Lenore Palladino in Boston Review:
Executives decide which days to buy back shares and can then sell their own shares at the newly bumped up price. Top executives generally make the majority of their compensation through performance-based pay, which is either directly or indirectly tied to stock prices. Even though the rules of performance-based pay changed under tax reform, it is likely that executives will remain large shareholders.
But the problem with stock buybacks isn’t just frustration with the 1 percent getting even richer. Nor is it just the hypocrisy of how the tax bill was sold by the Republican Party—though there is plenty of that. While Republicans promised the bill would raise worker wages, all of the analyses about the ratio of spending on buybacks to spending on workers tell the same story: massive amounts of money are moving out to shareholders while very little is trickling down to workers. Moreover, Republicans promised improved innovation, but it should surprise no one that corporate investment as compared to profits has declined compared to historical levels—hurting corporate potential in the long-run—just as stock buybacks are on the rise.

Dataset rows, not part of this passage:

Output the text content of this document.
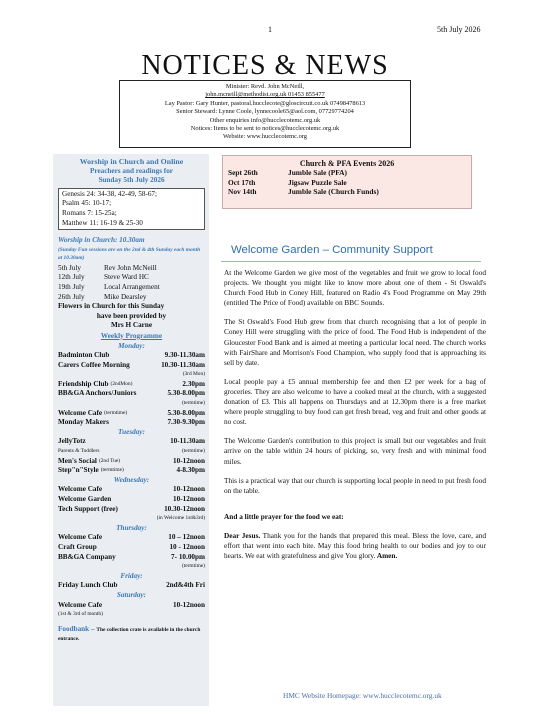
1	5th July 2026
NOTICES & NEWS
Minister: Revd. John McNeill,
john.mcneill@methodist.org.uk 01453 855477
Lay Pastor: Gary Hunter, pastoral.hucclecote@gloscircuit.co.uk 07498478613
Senior Steward: Lynne Coole, lynnecoole65@aol.com, 07729774204
Other enquiries info@hucclecotemc.org.uk
Notices: Items to be sent to notices@hucclecotemc.org.uk
Website: www.hucclecotemc.org
Worship in Church and Online
Preachers and readings for
Sunday 5th July 2026
Genesis 24: 34-38, 42-49, 58-67;
Psalm 45: 10-17;
Romans 7: 15-25a;
Matthew 11: 16-19 & 25-30
Worship in Church: 10.30am
(Sunday Fun sessions are on the 2nd & 4th Sunday each month at 10.30am)
5th July	Rev John McNeill
12th July	Steve Ward HC
19th July	Local Arrangement
26th July	Mike Dearsley
Flowers in Church for this Sunday
have been provided by
Mrs H Carne
Weekly Programme
Monday:
Badminton Club	9.30-11.30am
Carers Coffee Morning	10.30-11.30am
(3rd Mon)
Friendship Club (2ndMon)	2.30pm
BB&GA Anchors/Juniors	5.30-8.00pm
(termtime)
Welcome Cafe (termtime)	5.30-8.00pm
Monday Makers	7.30-9.30pm
Tuesday:
JellyTotz	10-11.30am
Parents & Toddlers	(termtime)
Men's Social (2nd Tue)	10-12noon
Step"n"Style (termtime)	4-8.30pm
Wednesday:
Welcome Cafe	10-12noon
Welcome Garden	10-12noon
Tech Support (free)	10.30-12noon
(in Welcome 1st&3rd)
Thursday:
Welcome Cafe	10 – 12noon
Craft Group	10 - 12noon
BB&GA Company	7- 10.00pm
(termtime)
Friday:
Friday Lunch Club	2nd&4th Fri
Saturday:
Welcome Cafe	10-12noon
(1st & 3rd of month)
Foodbank – The collection crate is available in the church entrance.
Church & PFA Events 2026
Sept 26th	Jumble Sale (PFA)
Oct 17th	Jigsaw Puzzle Sale
Nov 14th	Jumble Sale (Church Funds)
Welcome Garden – Community Support

At the Welcome Garden we give most of the vegetables and fruit we grow to local food projects. We thought you might like to know more about one of them - St Oswald's Church Food Hub in Coney Hill, featured on Radio 4's Food Programme on May 29th (entitled The Price of Food) available on BBC Sounds.

The St Oswald's Food Hub grew from that church recognising that a lot of people in Coney Hill were struggling with the price of food. The Food Hub is independent of the Gloucester Food Bank and is aimed at meeting a particular local need. The church works with FairShare and Morrison's Food Champion, who supply food that is approaching its sell by date.

Local people pay a £5 annual membership fee and then £2 per week for a bag of groceries. They are also welcome to have a cooked meal at the church, with a suggested donation of £3. This all happens on Thursdays and at 12.30pm there is a free market where people struggling to buy food can get fresh bread, veg and fruit and other goods at no cost.

The Welcome Garden's contribution to this project is small but our vegetables and fruit arrive on the table within 24 hours of picking, so, very fresh and with minimal food miles.

This is a practical way that our church is supporting local people in need to put fresh food on the table.

And a little prayer for the food we eat:

Dear Jesus. Thank you for the hands that prepared this meal. Bless the love, care, and effort that went into each bite. May this food bring health to our bodies and joy to our hearts. We eat with gratefulness and give You glory. Amen.

HMC Website Homepage: www.hucclecotemc.org.uk
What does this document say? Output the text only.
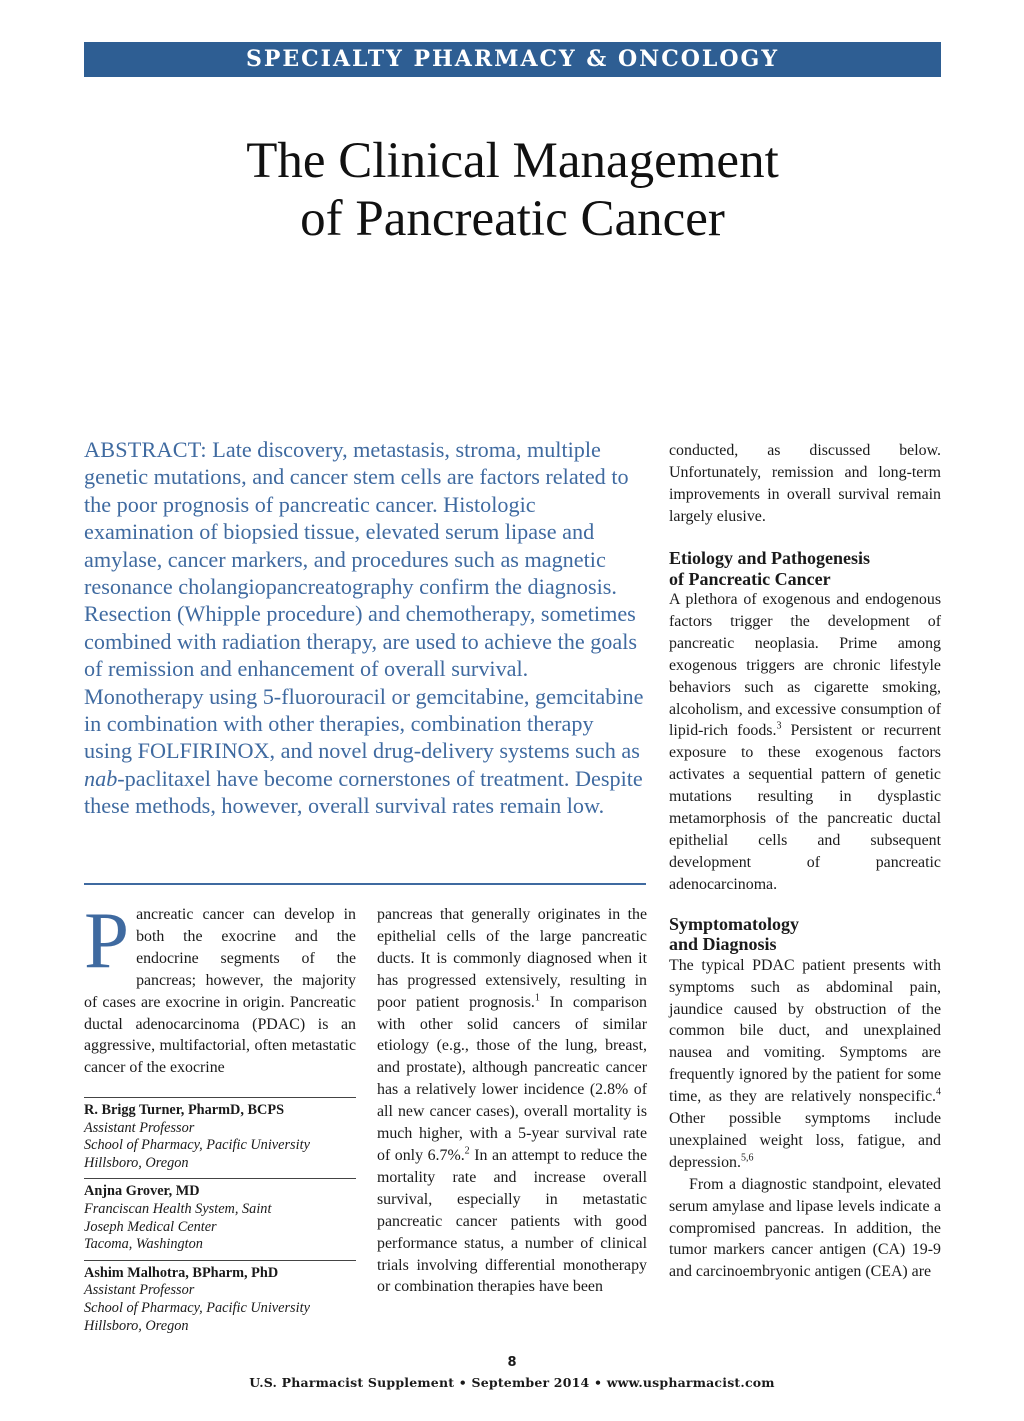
SPECIALTY PHARMACY & ONCOLOGY
The Clinical Management
of Pancreatic Cancer

ABSTRACT: Late discovery, metastasis, stroma, multiple genetic mutations, and cancer stem cells are factors related to the poor prognosis of pancreatic cancer. Histologic examination of biopsied tissue, elevated serum lipase and amylase, cancer markers, and procedures such as magnetic resonance cholangiopancreatography confirm the diagnosis. Resection (Whipple procedure) and chemotherapy, sometimes combined with radiation therapy, are used to achieve the goals of remission and enhancement of overall survival. Monotherapy using 5-fluorouracil or gemcitabine, gemcitabine in combination with other therapies, combination therapy using FOLFIRINOX, and novel drug-delivery systems such as nab-paclitaxel have become cornerstones of treatment. Despite these methods, however, overall survival rates remain low.

Pancreatic cancer can develop in both the exocrine and the endocrine segments of the pancreas; however, the majority of cases are exocrine in origin. Pancreatic ductal adenocarcinoma (PDAC) is an aggressive, multifactorial, often metastatic cancer of the exocrine

R. Brigg Turner, PharmD, BCPS
Assistant Professor
School of Pharmacy, Pacific University
Hillsboro, Oregon
Anjna Grover, MD
Franciscan Health System, Saint
Joseph Medical Center
Tacoma, Washington
Ashim Malhotra, BPharm, PhD
Assistant Professor
School of Pharmacy, Pacific University
Hillsboro, Oregon

pancreas that generally originates in the epithelial cells of the large pancreatic ducts. It is commonly diagnosed when it has progressed extensively, resulting in poor patient prognosis.$^1$ In comparison with other solid cancers of similar etiology (e.g., those of the lung, breast, and prostate), although pancreatic cancer has a relatively lower incidence (2.8% of all new cancer cases), overall mortality is much higher, with a 5-year survival rate of only 6.7%.$^2$ In an attempt to reduce the mortality rate and increase overall survival, especially in metastatic pancreatic cancer patients with good performance status, a number of clinical trials involving differential monotherapy or combination therapies have been

conducted, as discussed below. Unfortunately, remission and long-term improvements in overall survival remain largely elusive.

Etiology and Pathogenesis
of Pancreatic Cancer

A plethora of exogenous and endogenous factors trigger the development of pancreatic neoplasia. Prime among exogenous triggers are chronic lifestyle behaviors such as cigarette smoking, alcoholism, and excessive consumption of lipid-rich foods.$^3$ Persistent or recurrent exposure to these exogenous factors activates a sequential pattern of genetic mutations resulting in dysplastic metamorphosis of the pancreatic ductal epithelial cells and subsequent development of pancreatic adenocarcinoma.

Symptomatology
and Diagnosis

The typical PDAC patient presents with symptoms such as abdominal pain, jaundice caused by obstruction of the common bile duct, and unexplained nausea and vomiting. Symptoms are frequently ignored by the patient for some time, as they are relatively nonspecific.$^4$ Other possible symptoms include unexplained weight loss, fatigue, and depression.$^{5,6}$

From a diagnostic standpoint, elevated serum amylase and lipase levels indicate a compromised pancreas. In addition, the tumor markers cancer antigen (CA) 19-9 and carcinoembryonic antigen (CEA) are

8
U.S. Pharmacist Supplement • September 2014 • www.uspharmacist.com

Ending stock buybacks could be straightforward. Congress could amend the Securities and Exchange Act to simply make open-market share repurchases illegal. Or it could impose limits on buybacks for companies that aren’t investing in their employees or funding their pension commitments, or it could only allow buybacks when workers also receive a dividend. The Securities and Exchange Commission (SEC) could also repeal the “safe-harbor” rule, which lets companies spend massively on buybacks, or at the very least make companies justify why buybacks are a good use of corporate cash.
But the current surge of stock buybacks is a symptom of a much larger problem: how deeply corporate leaders are able to manipulate our economy for their own gain, without oversight from those who are supposed to hold them accountable. We’re in the grip of a shareholder primacy ideology, which posits that the purpose of corporate tax reform is to benefit shareholders because shareholders have the only right to the spoils.